Courrier international – no 1441 du 14 au 20 juin 2018

Version éthiopienne du “made in China”

[pic 1]

Usine textile du groupe Wuxing, dans le parc industriel de Hawassa.

Photo Nicole Sobeck/VII.REDUX-REA.

Textile. Avec le soutien financier Pékin, Addis−Abeda industrialise le pays à marche forcée – en misant sur une main – œuvre très bon marché.

⎯Bloomberg Businessweek (extraits)

New York

D

ans son bureau lumineux de l’usine flambant neuve d’Indochine International, Raghav Pattar, vice-président de cette entreprise chinoise de confection, est enthousiaste. Nous sommes en novembre, et six mois seulement après l’ouverture du parc industriel de Hawassa, il fait déjà travailler 1 400 personnes. Son objectif est d’employer 20 000 Éthiopiens d’ici à 2019. « Il y a vingt-quatre mois, il n’y avait que des champs ici, souligne-t-il. Quel pays peut changer autant en vingt-quatre mois ? C’est ça, l’Éthiopie ! »

Cet Indien, qui travaille dans le textile au Bangladesh et en Égypte, regarde par la fenêtre l’atelier où des centaines de femmes sont en train de coudre, d’apposer des étiquettes ou d’enlever les plis au fer à repasser sur des sous-vêtements Warner’s, une marque vendue principalement chez Walmart. « Le gouvernement est très engagé à nos côtés, il a fait venir des ouvriers qui ont travaillé jour et nuit, 24 heures sur 24, pour construire le site. Et il n’y a pas du tout de corruption ! »

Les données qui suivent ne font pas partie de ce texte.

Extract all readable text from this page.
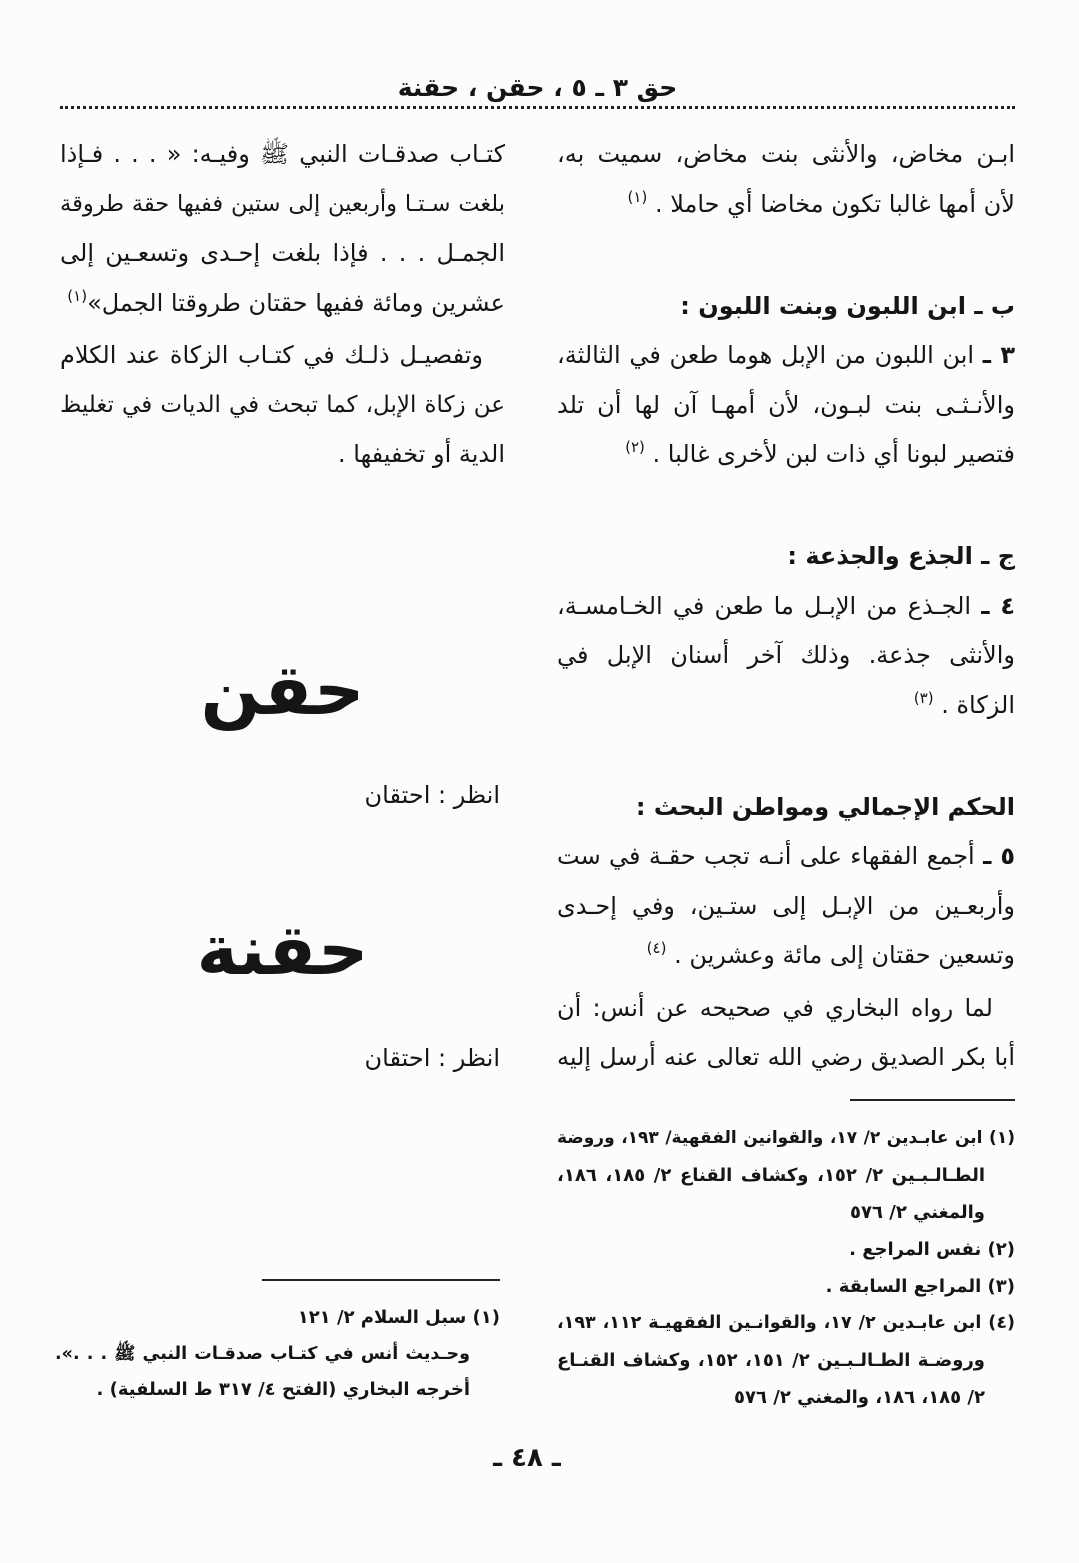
حق ٣ ـ ٥ ، حقن ، حقنة
ابـن مخاض، والأنثى بنت مخاض، سميت به،
لأن أمها غالبا تكون مخاضا أي حاملا . $^{(١)}$
ب ـ ابن اللبون وبنت اللبون :
٣ ـ ابن اللبون من الإبل هوما طعن في الثالثة،
والأنـثـى بنت لبـون، لأن أمهـا آن لها أن تلد
فتصير لبونا أي ذات لبن لأخرى غالبا . $^{(٢)}$
ج ـ الجذع والجذعة :
٤ ـ الجـذع من الإبـل ما طعن في الخـامسـة،
والأنثى جذعة. وذلك آخر أسنان الإبل في
الزكاة . $^{(٣)}$
الحكم الإجمالي ومواطن البحث :
٥ ـ أجمع الفقهاء على أنـه تجب حقـة في ست
وأربعـين من الإبـل إلى ستـين، وفي إحـدى
وتسعين حقتان إلى مائة وعشرين . $^{(٤)}$
لما رواه البخاري في صحيحه عن أنس: أن
أبا بكر الصديق رضي الله تعالى عنه أرسل إليه
كتـاب صدقـات النبي ﷺ وفيـه: « . . . فـإذا
بلغت سـتـا وأربعين إلى ستين ففيها حقة طروقة
الجمـل . . . فإذا بلغت إحـدى وتسعـين إلى
عشرين ومائة ففيها حقتان طروقتا الجمل»$^{(١)}$
وتفصيـل ذلـك في كتـاب الزكاة عند الكلام
عن زكاة الإبل، كما تبحث في الديات في تغليظ
الدية أو تخفيفها .
حقن
انظر : احتقان
حقنة
انظر : احتقان
(١) ابن عابـدين ٢/ ١٧، والقوانين الفقهية/ ١٩٣، وروضة
الطـالـبـين ٢/ ١٥٢، وكشاف القناع ٢/ ١٨٥، ١٨٦،
والمغني ٢/ ٥٧٦
(٢) نفس المراجع .
(٣) المراجع السابقة .
(٤) ابن عابـدين ٢/ ١٧، والقوانـين الفقهيـة ١١٢، ١٩٣،
وروضـة الطـالـبـين ٢/ ١٥١، ١٥٢، وكشاف القنـاع
٢/ ١٨٥، ١٨٦، والمغني ٢/ ٥٧٦
(١) سبل السلام ٢/ ١٢١
وحـديث أنس في كتـاب صدقـات النبي ﷺ . . .».
أخرجه البخاري (الفتح ٤/ ٣١٧ ط السلفية) .
ـ ٤٨ ـ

Le parc de Hawassa a effectivement surgi de terre très rapidement grâce à une entreprise publique chinoise qui a fabriqué en neuf mois 56 bâtiments métalliques rouges et gris identiques, destinés à la production textile, le tout pour 250 millions de dollars [214 millions d’euros], selon la Commission éthiopienne de l’investissement.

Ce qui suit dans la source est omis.